Huyghe a encore questionné la problématique du droit d’auteur par rapport à la pratique du doublage dans le dessin animé. Dans Blanche-Neige Lucie (France, 1997, 4'), il retrace la situation paradoxale de Lucie Dolène, doublure française de Blanche-Neige, qui chante dans un studio reconstitué « Un jour mon prince viendra », et dont on rapporte à travers les sous-titres le procès qu’elle a intenté à Disney Voice Character pour faire reconnaître ses droits.
2 - Les installations de Christian Marclay
Christian Marclay traverse la thématique musicale avec ses performances : Guitar Drag (2000), sss sculptures avec des cassettes audio et bandes magnétiques (Moebius Loop, 1994) ou ses parterres, de disques vinyle puis CD (Footsteps, 1987).

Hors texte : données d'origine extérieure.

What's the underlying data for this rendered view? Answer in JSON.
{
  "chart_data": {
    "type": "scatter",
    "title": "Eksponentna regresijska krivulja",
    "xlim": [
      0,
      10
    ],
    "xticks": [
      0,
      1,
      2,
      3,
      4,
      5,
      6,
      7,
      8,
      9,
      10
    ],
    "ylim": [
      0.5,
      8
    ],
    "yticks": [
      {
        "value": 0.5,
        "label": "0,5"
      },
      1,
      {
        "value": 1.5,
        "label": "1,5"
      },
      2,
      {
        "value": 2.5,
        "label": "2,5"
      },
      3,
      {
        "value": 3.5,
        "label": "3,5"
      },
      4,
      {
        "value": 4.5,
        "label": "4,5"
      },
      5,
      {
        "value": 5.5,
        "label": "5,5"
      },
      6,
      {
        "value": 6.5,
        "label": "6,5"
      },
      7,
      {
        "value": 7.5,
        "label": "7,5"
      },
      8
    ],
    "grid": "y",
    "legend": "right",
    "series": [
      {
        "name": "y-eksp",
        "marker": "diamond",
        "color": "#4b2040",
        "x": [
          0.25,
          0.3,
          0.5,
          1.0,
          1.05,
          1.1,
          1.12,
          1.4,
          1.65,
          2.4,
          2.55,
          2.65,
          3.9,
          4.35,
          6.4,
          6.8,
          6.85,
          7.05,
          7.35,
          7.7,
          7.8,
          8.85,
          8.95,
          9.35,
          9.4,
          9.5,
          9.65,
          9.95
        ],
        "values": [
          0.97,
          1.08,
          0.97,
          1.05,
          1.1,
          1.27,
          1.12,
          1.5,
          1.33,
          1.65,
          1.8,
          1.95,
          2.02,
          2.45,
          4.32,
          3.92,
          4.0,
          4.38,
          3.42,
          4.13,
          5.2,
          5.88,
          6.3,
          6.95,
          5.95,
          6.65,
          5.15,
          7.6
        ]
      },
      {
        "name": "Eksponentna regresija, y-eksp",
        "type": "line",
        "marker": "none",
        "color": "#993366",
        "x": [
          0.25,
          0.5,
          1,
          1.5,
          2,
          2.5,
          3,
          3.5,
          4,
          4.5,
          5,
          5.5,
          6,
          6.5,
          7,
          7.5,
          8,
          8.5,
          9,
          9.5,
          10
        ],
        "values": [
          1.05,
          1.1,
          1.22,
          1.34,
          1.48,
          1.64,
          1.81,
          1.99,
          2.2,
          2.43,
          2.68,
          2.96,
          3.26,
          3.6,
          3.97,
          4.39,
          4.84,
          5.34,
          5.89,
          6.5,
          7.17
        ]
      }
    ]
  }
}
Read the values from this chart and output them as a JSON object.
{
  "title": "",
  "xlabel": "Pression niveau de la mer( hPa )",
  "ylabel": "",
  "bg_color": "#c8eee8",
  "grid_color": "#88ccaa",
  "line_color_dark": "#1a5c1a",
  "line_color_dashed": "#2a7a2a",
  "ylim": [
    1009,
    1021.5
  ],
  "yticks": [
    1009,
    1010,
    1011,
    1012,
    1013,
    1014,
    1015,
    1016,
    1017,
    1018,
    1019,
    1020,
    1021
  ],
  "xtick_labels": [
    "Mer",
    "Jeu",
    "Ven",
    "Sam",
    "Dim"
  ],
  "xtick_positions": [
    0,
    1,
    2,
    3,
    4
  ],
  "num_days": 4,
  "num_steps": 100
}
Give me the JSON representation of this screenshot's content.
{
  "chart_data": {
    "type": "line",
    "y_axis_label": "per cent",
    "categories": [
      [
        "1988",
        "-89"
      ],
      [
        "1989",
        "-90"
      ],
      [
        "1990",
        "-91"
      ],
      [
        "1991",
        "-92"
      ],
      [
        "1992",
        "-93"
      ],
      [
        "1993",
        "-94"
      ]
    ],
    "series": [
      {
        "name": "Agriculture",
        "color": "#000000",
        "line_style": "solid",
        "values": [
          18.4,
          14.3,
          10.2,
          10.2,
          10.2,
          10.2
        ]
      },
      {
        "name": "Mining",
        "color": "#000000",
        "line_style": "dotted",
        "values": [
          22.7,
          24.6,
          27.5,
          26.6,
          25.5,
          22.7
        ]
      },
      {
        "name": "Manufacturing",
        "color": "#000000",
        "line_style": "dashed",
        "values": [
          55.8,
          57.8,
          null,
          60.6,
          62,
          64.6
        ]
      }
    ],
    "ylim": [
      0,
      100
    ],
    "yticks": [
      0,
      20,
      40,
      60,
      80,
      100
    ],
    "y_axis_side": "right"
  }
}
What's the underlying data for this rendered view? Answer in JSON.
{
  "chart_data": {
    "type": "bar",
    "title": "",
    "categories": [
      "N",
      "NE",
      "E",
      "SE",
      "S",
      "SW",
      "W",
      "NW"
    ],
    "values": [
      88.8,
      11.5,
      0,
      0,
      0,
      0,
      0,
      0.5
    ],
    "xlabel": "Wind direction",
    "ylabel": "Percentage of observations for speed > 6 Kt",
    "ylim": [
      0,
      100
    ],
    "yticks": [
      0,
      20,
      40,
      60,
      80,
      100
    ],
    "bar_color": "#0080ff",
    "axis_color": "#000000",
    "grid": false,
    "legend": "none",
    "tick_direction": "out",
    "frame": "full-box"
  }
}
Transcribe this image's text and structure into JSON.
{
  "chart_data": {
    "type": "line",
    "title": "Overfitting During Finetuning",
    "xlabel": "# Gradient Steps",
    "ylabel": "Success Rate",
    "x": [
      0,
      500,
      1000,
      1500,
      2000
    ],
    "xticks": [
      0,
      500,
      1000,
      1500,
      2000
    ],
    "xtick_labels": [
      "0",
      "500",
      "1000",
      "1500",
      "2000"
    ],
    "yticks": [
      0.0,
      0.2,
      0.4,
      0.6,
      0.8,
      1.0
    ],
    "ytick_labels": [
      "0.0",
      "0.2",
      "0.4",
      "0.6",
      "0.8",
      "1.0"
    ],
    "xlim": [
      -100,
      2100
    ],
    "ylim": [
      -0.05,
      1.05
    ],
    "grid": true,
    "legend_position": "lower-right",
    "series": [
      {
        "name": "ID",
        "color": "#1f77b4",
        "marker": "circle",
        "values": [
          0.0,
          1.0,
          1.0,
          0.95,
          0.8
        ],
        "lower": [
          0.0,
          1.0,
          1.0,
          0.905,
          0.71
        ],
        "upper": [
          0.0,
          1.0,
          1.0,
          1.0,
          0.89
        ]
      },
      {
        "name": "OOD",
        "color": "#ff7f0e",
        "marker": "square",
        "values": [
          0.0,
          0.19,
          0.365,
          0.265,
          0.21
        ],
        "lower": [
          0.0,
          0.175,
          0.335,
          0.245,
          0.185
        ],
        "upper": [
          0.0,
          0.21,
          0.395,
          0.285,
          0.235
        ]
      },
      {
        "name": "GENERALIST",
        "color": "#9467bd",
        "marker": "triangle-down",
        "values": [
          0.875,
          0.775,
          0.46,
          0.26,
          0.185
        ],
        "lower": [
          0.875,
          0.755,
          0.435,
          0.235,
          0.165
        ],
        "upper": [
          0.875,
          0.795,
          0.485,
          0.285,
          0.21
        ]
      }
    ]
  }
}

Telephones (1995) est une vidéo qui, à partir de conversations téléphoniques extraites de films hollywoodiens, les désassemble et les réunit dans un autre ordre : le téléphone sonne, le personnage l'entend, le personnage attend que son interlocuteur décroche... En fonction du registre du film, l'image est prise en charge de façon différente
Up and Out (1998) met sur les images de Blow up d'Antonioni la piste sonore de Blow out de Brian de Palma, lui-même hommage au film d'Antonioni. Son héros enregistre le son d'un accident mais derrière, il y a la réalité d'un meurtre. Blow out revisite ainsi Blow up dans le domaine du sonore. Christian Marclay pousse le parallèle en montant le son d'un film sur les images d'un autre pour en expérimenter les raccords possibles.
Avec Body mix (1991-1992) des assemblages de pochettes de trois disques vinyles reconstruisent un personnage ; des corps de stars sont remontés, découpés, désarticulés, rappelant le traitement que le surréaliste Hans Bellmer appliquait au corps d'une poupée
Guitar Drag (2000) est une performance sonore hantée par un épisode particulièrement sinistre, un lynchage sur cette route du Texas deux ans auparavant : James Byrd Jr, afro-américain traîné sur plusieurs kilomètres par un camion, dans la petite ville de Jasper, Texas en 1998. Une guitare branchée est attachée à une corde, puis traînée derrière un camion qui prend de la vitesse et casse la guitare. Diffusé par un ampli puissant placé sur le capot du camion, la longue plainte électrique de cette guitare peut probablement évoquer les célèbres rituels de destructions d’instruments par Pete Townshend, Kurt Cobain ou encore Fluxus.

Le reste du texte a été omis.